Можно возразить, что Григорий не мог такими словами описать Ихлару-Перистрему, поскольку Мелендиз – маленькая речка, но общеизвестна склонность его к преувеличению ради достижения комического эффекта, о чем уроженец Каппадокии Василий прекрасно знал. Мелендиз – единственная река в западной Каппадокии, и, сравнивая ее с Нилом, Григорий хотел вызвать у своего старго друга улыбку. Его упоминание о монахах, которых может смыть из келий, свидетельствует о том, что к концу IV века (Григорий умер в 390 году) долина уже была значительным центром монашества; на ее склонах сохранились остатки более сотни храмов. В целом долина – истинный рай для любителей пеших прогулок, и единственная проблема здесь – где начинать прогулку и на что смотреть. В полутора километрах к северу от деревни Ихлары, на самом краю пропасти, расположены автостоянка и большой ресторан с романтически настроенными официантами, откуда по сотням ступеней можно спуститься к реке. Но церкви, расположенные возле спуска (их-то и видит большинство туристов), очень малы, а фрески в них порой до безобразия грубы. Лучшая живопись находится в нескольких километрах вниз по течению, в Белисирме, а самая интересная архитектура – еще дальше, в Япракхисаре и Селиме, где узкое ущелье сходит на нет.

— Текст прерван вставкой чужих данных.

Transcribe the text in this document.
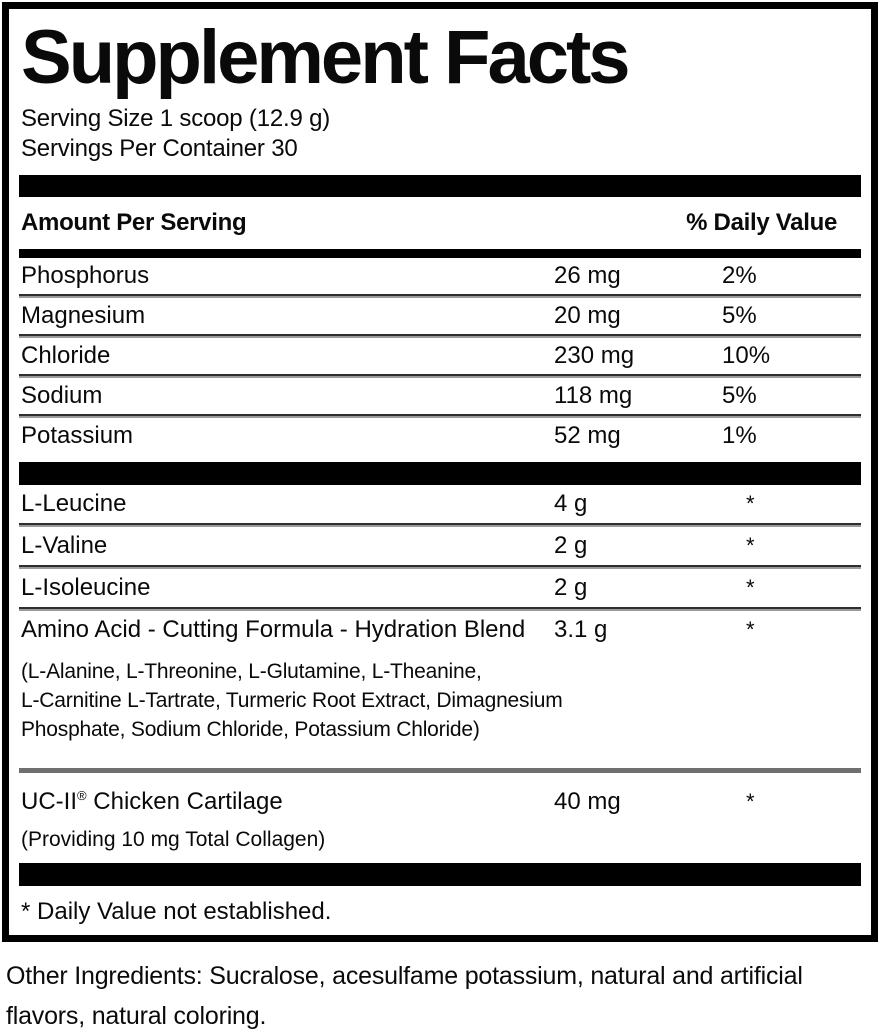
Supplement Facts
Serving Size 1 scoop (12.9 g)
Servings Per Container 30
Amount Per Serving	% Daily Value
Phosphorus	26 mg	2%
Magnesium	20 mg	5%
Chloride	230 mg	10%
Sodium	118 mg	5%
Potassium	52 mg	1%
L-Leucine	4 g	*
L-Valine	2 g	*
L-Isoleucine	2 g	*
Amino Acid - Cutting Formula - Hydration Blend	3.1 g	*
(L-Alanine, L-Threonine, L-Glutamine, L-Theanine,
L-Carnitine L-Tartrate, Turmeric Root Extract, Dimagnesium
Phosphate, Sodium Chloride, Potassium Chloride)
UC-II® Chicken Cartilage	40 mg	*
(Providing 10 mg Total Collagen)
* Daily Value not established.
Other Ingredients: Sucralose, acesulfame potassium, natural and artificial flavors, natural coloring.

Деревня Селиме стоит на дороге в Ихлару, ее дома разбросаны среди большого скопления скальных конусов у подножия плоского холма. Путеводители единодушно о ней умалчивают, так что когда какой-то подросток предложил мне показать «калеси» (замок), я решительно не знал, о чем идет речь, но предположил, что каппадокийские каменотесы вряд ли прошли бы мимо столь притягательной каменной группы. Мы отправились по извилистой тропе, ведущей в скалы. Вскоре стало ясно, что эта тропа на самом деле – тщательно проложенная византийская дорога, а то и улица. По обе ее стороны в скалах высечены помещения, одно из которых наш проводник назвал конюшней. Вскоре дорога сделала крутой поворот и углубилась в просторный туннель метра в четыре высотой. Глядя на него, я предположил, что неизвестный объект, ожидающий нас в конце туннеля, будет иметь большие размеры, но ничто не предвещало увиденную нами на выходе картину. Мы оказались на террасе, расположенной высоко над деревней. Слева – огромная кухня с пирамидальной крышей, вершина которой удлиняется в печную трубу, а прямо перед нами, за портиком с бочкообразными сводами, – искусно высеченный в скале зал, самый большой из всех, что мне встретились в Каппадокии. Он достигает высоты двухэтажного здания, имеет плоский потолок и с трех сторон окружен галереями. В дальнем конце начинается узкий извилистый коридор, который ведет во второй огромный сводчатый зал, украшенный декоративными аркадами. В задней его части находится квадратная комната с массивным крестом, высеченным на плоском потолке в технике высокого рельефа. Пройдя в дверной проем, украшенный сверху орнаментом из виноградных лоз, мы оказались на второй террасе. С обеих сторон нас окружали двери, окна и разрушенные коридоры. Стало понятно, что мы совершенно случайно натолкнулись на один из самых выдающихся с архитектурной точки зрения каппадокийских пещерных монастырей.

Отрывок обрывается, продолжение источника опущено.